Reputation: 81
I am new in programming and I am trying to implement a function that creates a dictionary that maps each term to its inverted list. So, given the collection:
collection = ["apple orange milk" , "bread milk meat apple" , "apple orange"]
I want that for each element in the collection to get the index of the string on which it is. I am trying to get the following result:
inv_ls = { "apple": [0,1,2], "orange": [0,2], "milk":[0,1], "bread":[1], "bread":[1]}
Upvotes: 0
Views: 69
Reputation: 662
This could also be done using list, set and dict comprehension:
{ # generate dict
word: [
string.split(" ").index(word) # get index
for string in collection
if word in string.split(" ") # if word in string
]
for word in { # generate set with all words
word for string in collection for word in string.split(" ")
}
}
You should consider using a fallback value for that all lists have the same length and the index can be used to find the words in the original list.
{ # generate dict
word: [
string.split(" ").index(word) # get index
if word in string.split(" ") # if word in string
else None # if not in string use a fallback value instead
for string in collection
]
for word in { # generate set with all words
word for string in collection for word in string.split(" ")
}
}
this would produce:
{'bread': [None, 0, None], 'apple': [0, 3, 0], 'milk': [2, 1, None], 'orange': [1, None, 1], 'meat': [None, 2, None]}
Upvotes: 0
Reputation: 607
You got the error because terms list is:
[['apple', 'orange', 'milk'], ['bread', 'milk', 'meat', 'apple'], ['apple', 'orange']]
which is a list if lists.
So, when you try to find 'apple' in that list compiler gives that ValueError.
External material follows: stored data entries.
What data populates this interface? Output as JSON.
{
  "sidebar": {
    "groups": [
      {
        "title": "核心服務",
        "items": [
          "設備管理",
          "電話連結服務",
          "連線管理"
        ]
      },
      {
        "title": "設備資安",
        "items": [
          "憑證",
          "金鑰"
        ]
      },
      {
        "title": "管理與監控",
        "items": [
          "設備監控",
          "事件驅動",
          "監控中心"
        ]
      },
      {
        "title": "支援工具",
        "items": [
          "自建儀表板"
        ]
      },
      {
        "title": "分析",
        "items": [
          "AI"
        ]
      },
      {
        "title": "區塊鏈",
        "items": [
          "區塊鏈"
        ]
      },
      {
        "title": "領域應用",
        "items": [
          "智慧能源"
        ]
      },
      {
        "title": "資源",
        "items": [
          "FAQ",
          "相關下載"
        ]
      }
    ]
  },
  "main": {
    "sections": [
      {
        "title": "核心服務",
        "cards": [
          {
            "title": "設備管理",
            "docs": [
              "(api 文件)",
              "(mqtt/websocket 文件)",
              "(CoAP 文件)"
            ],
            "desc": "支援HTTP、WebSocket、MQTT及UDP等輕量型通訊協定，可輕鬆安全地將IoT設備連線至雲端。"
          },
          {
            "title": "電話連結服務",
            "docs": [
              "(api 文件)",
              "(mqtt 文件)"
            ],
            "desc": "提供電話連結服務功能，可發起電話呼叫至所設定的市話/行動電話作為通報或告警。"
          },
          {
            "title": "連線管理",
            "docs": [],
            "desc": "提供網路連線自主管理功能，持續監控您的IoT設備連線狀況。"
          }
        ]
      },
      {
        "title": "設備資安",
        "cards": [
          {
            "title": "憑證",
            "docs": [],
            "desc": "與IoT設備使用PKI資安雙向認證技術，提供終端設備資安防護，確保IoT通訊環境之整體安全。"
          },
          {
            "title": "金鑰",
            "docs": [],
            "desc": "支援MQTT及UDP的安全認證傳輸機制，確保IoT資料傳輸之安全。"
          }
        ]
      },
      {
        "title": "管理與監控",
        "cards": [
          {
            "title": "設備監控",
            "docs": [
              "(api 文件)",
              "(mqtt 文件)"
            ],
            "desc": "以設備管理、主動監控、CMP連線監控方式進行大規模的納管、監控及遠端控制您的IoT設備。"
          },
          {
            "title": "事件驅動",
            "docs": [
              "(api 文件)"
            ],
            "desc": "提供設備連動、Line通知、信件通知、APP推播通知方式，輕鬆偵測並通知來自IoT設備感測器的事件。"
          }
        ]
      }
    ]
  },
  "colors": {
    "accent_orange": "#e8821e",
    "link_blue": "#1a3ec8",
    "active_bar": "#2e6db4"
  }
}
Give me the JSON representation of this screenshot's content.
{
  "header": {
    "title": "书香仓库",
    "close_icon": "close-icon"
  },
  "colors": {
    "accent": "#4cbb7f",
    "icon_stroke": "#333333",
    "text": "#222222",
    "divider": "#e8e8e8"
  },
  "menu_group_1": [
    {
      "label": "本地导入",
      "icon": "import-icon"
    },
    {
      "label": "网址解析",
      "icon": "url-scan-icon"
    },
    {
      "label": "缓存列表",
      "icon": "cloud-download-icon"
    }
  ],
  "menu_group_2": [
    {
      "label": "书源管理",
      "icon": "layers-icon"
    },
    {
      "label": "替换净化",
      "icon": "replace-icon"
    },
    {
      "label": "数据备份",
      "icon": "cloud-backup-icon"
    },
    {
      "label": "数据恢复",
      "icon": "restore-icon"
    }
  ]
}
Correct code should be like:
def create_index (C):
index = {}
terms = []
for element in C:
terms.append(element.split())
for element in terms:
for term in element:
if term in element:
index.setdefault(term,[])
index[term].append(terms.index(element))
return index
Upvotes: 0
Reputation: 120399
Split each string in a list of words, then for each word record the index.
If word is not yet appeared, the setdefault
method creates a new entry in the dict and set an empty list ([]
).
collection = ["apple orange milk" , "bread milk meat apple" , "apple orange"]
inv_ls = {}
for idx, lst in enumerate([s.split() for s in collection]):
for item in lst:
inv_ls.setdefault(item, []).append(idx)
>>> inv_ls
{'apple': [0, 1, 2],
'orange': [0, 2],
'milk': [0, 1],
'bread': [1],
'meat': [1]}
Upvotes: 1
Reputation: 427
You can update your dictionary directly in loop of element
def create_index (C):
index = {}
terms = []
for element in C:
terms.append(element.split())
for i, element in enumerate(terms):
for term in element:
if term not in index:
index[term] = [i]
else:
index[term].append(i)
return index
C = ["apple orange milk" , "bread milk meat apple" , "apple orange"]
index = create_index(C)
print(index)
Upvotes: 1